内的自己対話-川の畔のささめごと

日々考えていることをフランスから発信しています。自分の研究生活に関わる話題が多いですが、時に日常生活雑記も含まれます。

なぜ人は自分自身について「真実」を語らなくてはならないのか ― ミッシェル・フーコー講演集『自分自身について本当のことを言うこと』

2017-07-08 18:02:15 | 哲学

 ミッシェル・フーコーが1982年にトロントのヴィクトリア大学で行った一連の講演とそれと並行して行なわれたセミナーとの記録 Dire vrai sur soi-même, Vrin, coll. « Philosophie du présent » が今年の三月に出版された。同じ叢書の中のフーコー未公刊講演集シリーズ « Foucault inédit » の第四冊目である。
 このトロントでの講演とセミナーは、哲学を専攻する学生や哲学研究者を対象としたものではなく、記号学の研究者や学生たちを対象に行われたものである。講演やセミナーのはじめでフーコーはそのことについてのいささかの戸惑いを吐露している。
 講演の基になる原稿は仏語で書かれ、おそらくヴィクトリア大学の学生がそれを英訳し、それにまたフーコーが手を入れた英語版が講演で実際に発表された原稿であると本書の編者たちは推定している。講演は六回行われたが、第二回目以外は録音されておらず(しかも録音状態は不良)、本書に収録された仏語版テキストと実際に英語で発表された講演との間の異同については確認のしようがない。第六講演は、その原稿さえ保存されていない。
 本書には、第一回目から三回目までの講演に関しては、フーコー自身が予め準備した仏語原稿が収録されている。それを補完するように、第二回については録音からの起こした英語原稿の仏訳、第三講演については英語原稿の一部の仏訳が付加されている。それに対して第四・五講演に関しては、きわめて不完全な英語原稿しか残されていない。本書に収録されているのは編者たちによるその仏訳である。
 それに対して、四回行われたセミナーの方は全部録音されており、その音源からできるだけ忠実に起こされた英語原稿を基にした編者たちによる仏訳が本書に収録されている。このセミナーのフーコー自身の仏語原稿は残されていない。このセミナーは、講演で述べられたテーゼを裏付けるためのテキスト読解を主な内容としている。
 フーコーは、本人の弁によれば、けっして英語が得意なわけではなく、セミナー第一回目のはじめに、フランス語をよく解さない学生たちに向かって、「私が子供じみたフランス語を話すよりも、下手な英語で話すほうがいいか」と聞いたりしている。実際、学生たちの要望通り、フーコーは英語でセミナーを行った。その仏訳を通じてでも、学生たちとフーコーとの生き生きとしたやりとりは伝わって来る。
 第五回講演については、先にも述べたように、きわめて不完全な英語原稿しか残っておらず、編者たちによるその仏訳が本書に収められているだけだが、これら一連の講演とセミナーにおける中心的な問い(それは、1970年のコレージュ・ド・フランス開講講義以降、とりわけ1980年1984年の死に至るまで、フーコーにとって最も重要な問いの一つでもある)が端的な形で提示されている。
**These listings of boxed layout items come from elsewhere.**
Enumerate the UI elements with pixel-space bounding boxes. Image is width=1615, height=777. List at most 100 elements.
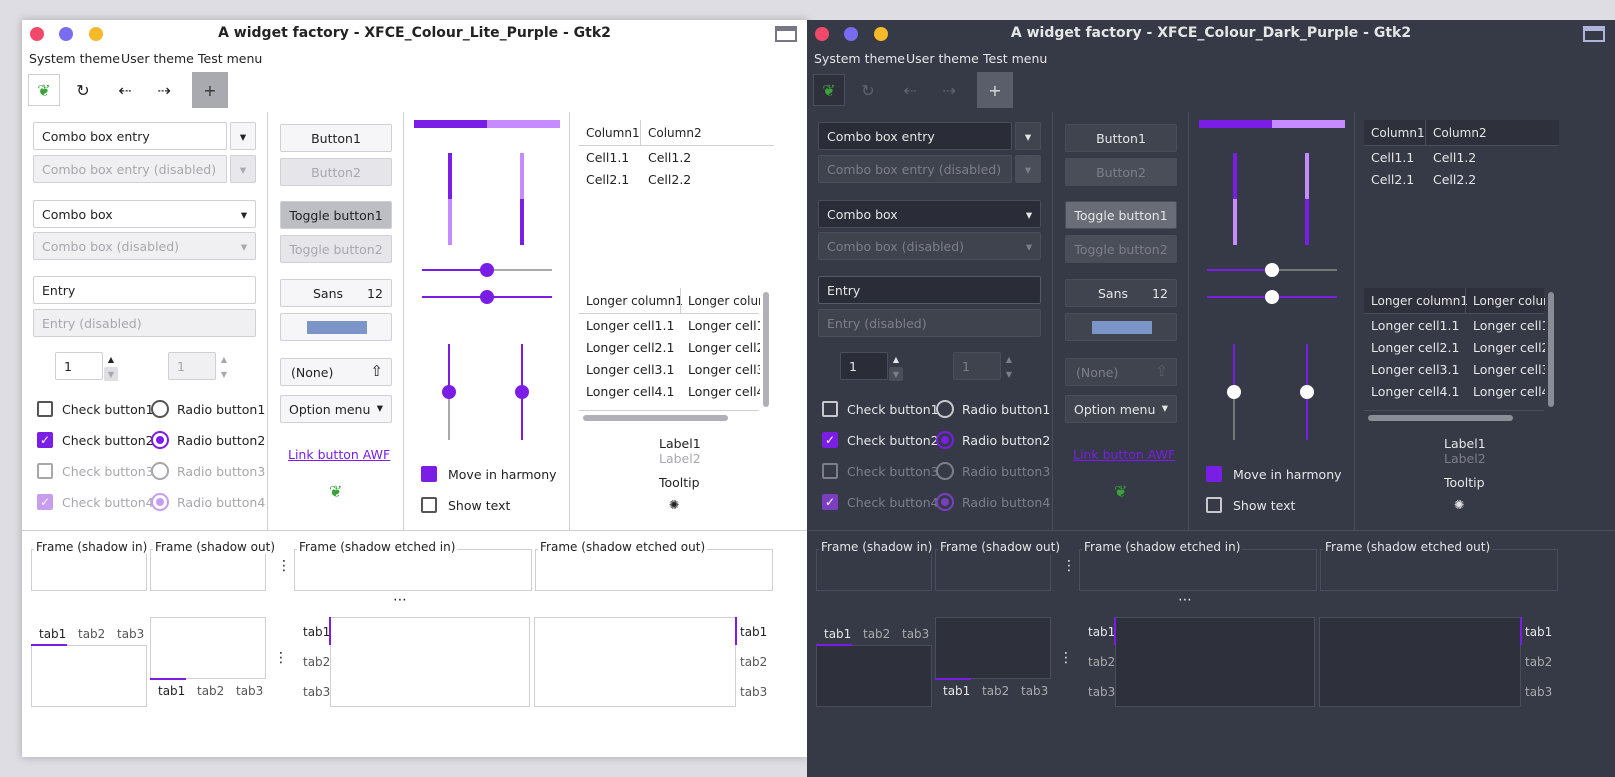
logo-icon[interactable]: ❦	[813, 74, 845, 106]
menu-item-system-theme[interactable]: System theme	[29, 51, 120, 66]
menu-item-test-menu[interactable]: Test menu	[198, 51, 263, 66]
column-header[interactable]: Column1	[586, 126, 640, 140]
check-button-1[interactable]	[822, 401, 838, 417]
tab-tab1[interactable]: tab1	[824, 627, 852, 641]
radio-button-1[interactable]	[936, 400, 954, 418]
tab-tab3[interactable]: tab3	[740, 685, 768, 699]
scale-slider[interactable]	[515, 385, 529, 399]
tab-tab3[interactable]: tab3	[902, 627, 930, 641]
button-1[interactable]: Button1	[280, 124, 392, 152]
tab-tab1[interactable]: tab1	[303, 625, 331, 639]
link-button[interactable]: Link button AWF	[1073, 447, 1176, 462]
tab-tab1[interactable]: tab1	[943, 684, 971, 698]
menu-item-system-theme[interactable]: System theme	[814, 51, 905, 66]
window-menu-icon[interactable]	[775, 26, 797, 42]
radio-button-2[interactable]	[936, 431, 954, 449]
window-menu-icon[interactable]	[1583, 26, 1605, 42]
show-text-check[interactable]	[1206, 497, 1222, 513]
menu-item-user-theme[interactable]: User theme	[121, 51, 194, 66]
column-header[interactable]: Column1	[1371, 126, 1425, 140]
scale-slider[interactable]	[480, 290, 494, 304]
pane-handle-icon[interactable]: ⋮	[274, 650, 288, 666]
scale-slider[interactable]	[1227, 385, 1241, 399]
tab-tab2[interactable]: tab2	[303, 655, 331, 669]
check-button-2[interactable]: ✓	[37, 432, 53, 448]
spin-down-icon[interactable]: ▼	[104, 367, 118, 381]
close-button[interactable]	[30, 27, 44, 41]
file-chooser-button[interactable]: (None) ⇧	[280, 358, 392, 386]
logo-icon[interactable]: ❦	[28, 74, 60, 106]
tab-tab3[interactable]: tab3	[236, 684, 264, 698]
option-menu[interactable]: Option menu ▾	[1065, 395, 1177, 423]
tab-tab3[interactable]: tab3	[1021, 684, 1049, 698]
color-button[interactable]	[280, 313, 392, 341]
font-button[interactable]: Sans 12	[280, 279, 392, 307]
show-text-check[interactable]	[421, 497, 437, 513]
spin-up-icon[interactable]: ▲	[892, 354, 900, 364]
tab-tab1[interactable]: tab1	[39, 627, 67, 641]
vertical-scrollbar[interactable]	[763, 292, 769, 407]
spin-down-icon[interactable]: ▼	[889, 367, 903, 381]
menu-item-test-menu[interactable]: Test menu	[983, 51, 1048, 66]
scale-slider[interactable]	[480, 263, 494, 277]
file-chooser-button[interactable]: (None) ⇧	[1065, 358, 1177, 386]
spin-button-1[interactable]: 1	[840, 352, 888, 380]
tab-tab3[interactable]: tab3	[1088, 685, 1116, 699]
pane-handle-icon[interactable]: ⋮	[1062, 558, 1076, 574]
forward-icon[interactable]: ⇢	[157, 80, 171, 100]
back-icon[interactable]: ⇠	[118, 80, 132, 100]
tab-tab3[interactable]: tab3	[303, 685, 331, 699]
tab-tab2[interactable]: tab2	[1525, 655, 1553, 669]
add-icon[interactable]: +	[977, 72, 1013, 108]
spin-up-icon[interactable]: ▲	[107, 354, 115, 364]
toggle-button-1[interactable]: Toggle button1	[1065, 201, 1177, 229]
tab-tab3[interactable]: tab3	[1525, 685, 1553, 699]
tab-tab3[interactable]: tab3	[117, 627, 145, 641]
tab-tab2[interactable]: tab2	[78, 627, 106, 641]
toggle-button-1[interactable]: Toggle button1	[280, 201, 392, 229]
move-in-harmony-check[interactable]: ✓	[421, 466, 437, 482]
spin-button-1[interactable]: 1	[55, 352, 103, 380]
tab-tab2[interactable]: tab2	[982, 684, 1010, 698]
entry-field[interactable]: Entry	[33, 276, 256, 304]
combo-entry-button[interactable]: ▾	[1015, 122, 1041, 150]
column-header[interactable]: Column2	[1433, 126, 1487, 140]
pane-handle-icon[interactable]: ⋯	[393, 592, 407, 608]
column-header[interactable]: Longer colur	[1473, 294, 1545, 308]
maximize-button[interactable]	[874, 27, 888, 41]
tab-tab1[interactable]: tab1	[740, 625, 768, 639]
scale-slider[interactable]	[442, 385, 456, 399]
column-header[interactable]: Column2	[648, 126, 702, 140]
minimize-button[interactable]	[844, 27, 858, 41]
horizontal-scrollbar[interactable]	[583, 415, 728, 421]
tab-tab2[interactable]: tab2	[863, 627, 891, 641]
combo-entry[interactable]: Combo box entry	[818, 122, 1012, 150]
refresh-icon[interactable]: ↻	[76, 80, 90, 100]
tab-tab2[interactable]: tab2	[740, 655, 768, 669]
tooltip-label[interactable]: Tooltip	[1444, 475, 1485, 490]
add-icon[interactable]: +	[192, 72, 228, 108]
radio-button-2[interactable]	[151, 431, 169, 449]
horizontal-scrollbar[interactable]	[1368, 415, 1513, 421]
maximize-button[interactable]	[89, 27, 103, 41]
tab-tab1[interactable]: tab1	[1525, 625, 1553, 639]
tab-tab1[interactable]: tab1	[1088, 625, 1116, 639]
vertical-scrollbar[interactable]	[1548, 292, 1554, 407]
button-1[interactable]: Button1	[1065, 124, 1177, 152]
column-header[interactable]: Longer colur	[688, 294, 760, 308]
column-header[interactable]: Longer column1	[1371, 294, 1468, 308]
scale-slider[interactable]	[1300, 385, 1314, 399]
refresh-icon[interactable]: ↻	[861, 80, 875, 100]
entry-field[interactable]: Entry	[818, 276, 1041, 304]
scale-slider[interactable]	[1265, 290, 1279, 304]
back-icon[interactable]: ⇠	[903, 80, 917, 100]
option-menu[interactable]: Option menu ▾	[280, 395, 392, 423]
tab-tab2[interactable]: tab2	[197, 684, 225, 698]
combo-entry[interactable]: Combo box entry	[33, 122, 227, 150]
column-header[interactable]: Longer column1	[586, 294, 683, 308]
color-button[interactable]	[1065, 313, 1177, 341]
menu-item-user-theme[interactable]: User theme	[906, 51, 979, 66]
check-button-1[interactable]	[37, 401, 53, 417]
combo-box[interactable]: Combo box	[33, 200, 256, 228]
minimize-button[interactable]	[59, 27, 73, 41]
Pourquoi voulons-nous connaître la vérité ?
Pourquoi préférons-nous la vérité à l’erreur ?
Pourquoi sommes-nous obligés de dire la vérité ? Quelle est la nature de cette obligation ?

なぜ私たちは真理(真実)を知りたいと望むのか。
なぜ私たちは誤謬(過ち)よりも真理(真実)を好むのか。
なぜ私たちは真理(真実)を言う義務があるのか。この義務の本性はどのようなものなのか。

 しかし、これらの一連の問いは真理の諸条件やその内在的整合性を問うことを目的とはしていない。フーコーの問いは、なぜ私たちは真理(真実)を欲するのか、なぜ私たちは真理(真実)を言うという義務を受入れるのか、というところにある。